Kari Keaton is the sort of customer most businesses used to hate. The Rockville mother lingers at the grocery store, poring over ingredient labels. She calls food manufacturers and interrogates their customer service representatives about what sorts of foods get processed in the same facility and probes them on the meaning of “natural flavoring.” And after all that effort, she still may not buy their product.

The way Keaton sees it, she has little choice. Her two sons, 10 and 15, suffer from severe food allergies. Keeping them from accidentally eating something that could trigger a fatal reaction has become the former IBM field manager’s full-time job.

But Keaton, 52, and consumers like her are increasingly coveted by corporations and entrepreneurs who see an economic opportunity in catering to the needs of people who have food allergies or celiac, a condition treated by avoiding gluten. Marketing to the food-sensitive has become so widespread that the Girl Scouts now sell three kinds of milk-free cookies, Anheuser-Busch has a gluten-free beer and Kellogg’s makes Pop-Tarts in nut-free factories.

The market for food-allergy and intolerance products is projected to reach $3.9 billion this year, according to Packaged Facts, a New York research firm.

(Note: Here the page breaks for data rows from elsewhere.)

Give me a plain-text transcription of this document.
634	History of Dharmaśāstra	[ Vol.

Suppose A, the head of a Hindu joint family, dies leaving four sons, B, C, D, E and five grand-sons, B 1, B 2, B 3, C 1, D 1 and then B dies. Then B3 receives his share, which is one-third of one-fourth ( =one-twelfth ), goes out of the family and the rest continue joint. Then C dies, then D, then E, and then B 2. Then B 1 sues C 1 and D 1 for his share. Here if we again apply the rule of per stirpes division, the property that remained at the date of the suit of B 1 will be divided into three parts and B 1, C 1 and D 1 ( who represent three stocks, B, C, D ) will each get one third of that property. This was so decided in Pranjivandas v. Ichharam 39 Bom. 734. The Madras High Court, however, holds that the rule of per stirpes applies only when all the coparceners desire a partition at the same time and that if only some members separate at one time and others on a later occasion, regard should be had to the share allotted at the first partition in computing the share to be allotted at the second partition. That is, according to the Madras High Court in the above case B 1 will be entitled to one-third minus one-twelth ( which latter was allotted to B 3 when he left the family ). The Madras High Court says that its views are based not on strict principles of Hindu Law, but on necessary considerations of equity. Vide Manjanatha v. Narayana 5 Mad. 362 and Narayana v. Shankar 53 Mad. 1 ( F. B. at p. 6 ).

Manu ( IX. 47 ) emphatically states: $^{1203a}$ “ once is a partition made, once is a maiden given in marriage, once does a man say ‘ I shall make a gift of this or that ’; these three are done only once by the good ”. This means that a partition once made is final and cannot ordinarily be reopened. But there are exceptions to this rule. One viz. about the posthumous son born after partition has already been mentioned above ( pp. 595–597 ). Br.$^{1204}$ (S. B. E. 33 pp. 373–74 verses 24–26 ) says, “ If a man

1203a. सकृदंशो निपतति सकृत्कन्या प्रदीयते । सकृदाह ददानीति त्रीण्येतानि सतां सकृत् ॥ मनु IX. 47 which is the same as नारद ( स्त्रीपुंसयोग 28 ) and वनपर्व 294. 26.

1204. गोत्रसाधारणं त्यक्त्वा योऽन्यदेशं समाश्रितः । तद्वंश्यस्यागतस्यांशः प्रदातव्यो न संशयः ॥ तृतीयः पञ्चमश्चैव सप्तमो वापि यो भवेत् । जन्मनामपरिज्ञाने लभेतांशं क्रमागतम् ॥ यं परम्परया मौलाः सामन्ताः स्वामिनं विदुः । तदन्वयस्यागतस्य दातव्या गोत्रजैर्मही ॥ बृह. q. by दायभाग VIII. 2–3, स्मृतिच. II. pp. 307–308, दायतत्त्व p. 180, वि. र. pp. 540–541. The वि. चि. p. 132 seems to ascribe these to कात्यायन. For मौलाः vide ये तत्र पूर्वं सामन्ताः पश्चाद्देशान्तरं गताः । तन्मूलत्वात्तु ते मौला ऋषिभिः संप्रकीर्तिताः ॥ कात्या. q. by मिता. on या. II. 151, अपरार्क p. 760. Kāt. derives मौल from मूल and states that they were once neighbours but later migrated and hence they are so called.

And the market for gluten-free foods and drinks is expected to hit $1.3 billion by 2010, up from $700 million in 2006, according to research firm Mintel.

An estimated 12 million people in the United States have food allergies, and another 2 million have celiac disease, a disorder in which the body’s immune system attacks itself when exposed to gluten, a protein found in wheat, barley and rye. Those figures are expected to rise. The number of children with peanut allergies alone has doubled in the past decade. Food-induced anaphylaxis, a potentially fatal allergic reaction, causes about 30,000 emergency room visits and 150 to 200 deaths annually, according to the Centers for Disease Control and Prevention in Atlanta.

Medical experts don’t know why the number of people with food allergies is increasing. Theories include reduced contact with germs, exposure to certain environmental pollutants and, in the case of peanut allergies, the way peanuts are processed and when they are introduced into people’s diet. None of the theories is backed by much research.